When it comes to singing, girls are usually a lot more willing to sing and a lot of them actually like it, whereas boys are often shy and reluctant. As for being cheeky or naughty, I guess girls almost equal boys. The other day, two six year old girls insisted on massaging my arm in the classrooms. I let them do it for just a few moments in order to keep them happy, but guess what, after a few minutes one of them asked me for 100 baht. I could see on her face that she was joking, but it goes to show how cheeky even the very young learners can be. Later in the lesson, a number of them ganged up on me and tried to steal my wallet out of my back pocket. I can assure you that even a small group of young children can be a handful to keep at bay, especially when there are a couple of overweight boys among them.

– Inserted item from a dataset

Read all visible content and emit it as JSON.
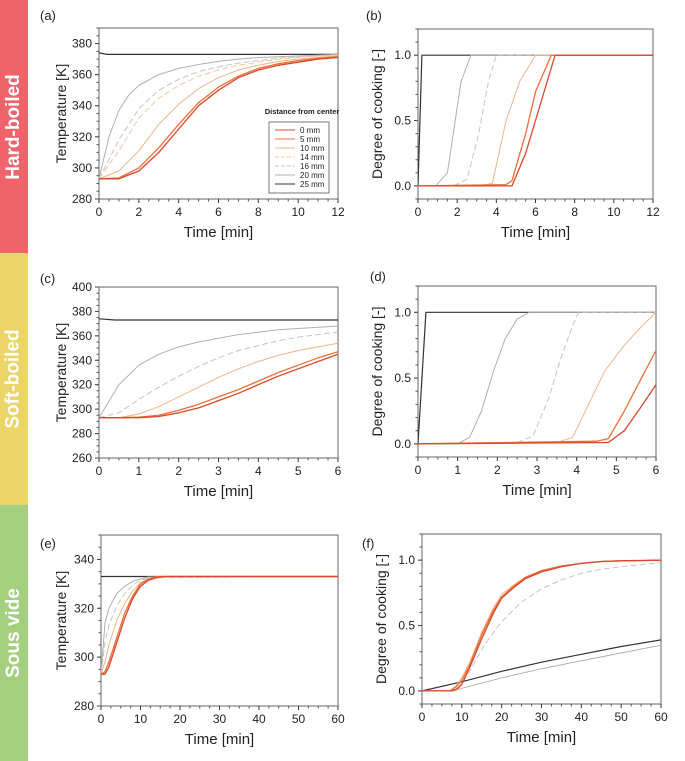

One of the normal-sized boys in that class was very bright. Bright but naughty. For example, he would draw a nicely curved W on the board and ask what it was. Before I could even open my mouth he’d proudly announce loudly to everyone present it was a bum. He then went on to draw a picture of a girl, complete with a pair of convincing assets. When he was done, two of the cheekier girls informed that the girl had “big milk”. Now what the hell do you say to that? I know I could easily have shrugged it off, but I decided to correct them so that they wouldn’t keep saying it for the rest of their lives. In fact, it is very difficult to correct mistakes children or even adults have grown used to, so I decided to tell them it wasn’t big milk, but it were big… well, uh, I was stuck for a moment. Breasts just didn’t seem the right word. Moreover, a word with two consonant clusters would have been mission impossible for them to pronounce anyway. I don’t know what the politically correct word is with children, but in the end I settled for boobs. Probably better than bazookas, beer glasses, berthas, cantaloupes, Dolly Partons, dumplings, fried eggs, grapefruits, headlights, hooters, melons, tits or twin peaks. If I’d had to do it again, I might go for the fairly neutral, perfectly-sized and easy to pronounce coconuts.
That’s it. I hope I didn’t offend any airbags or mosquito bites with my column this month. Remember, suggestions remain welcome.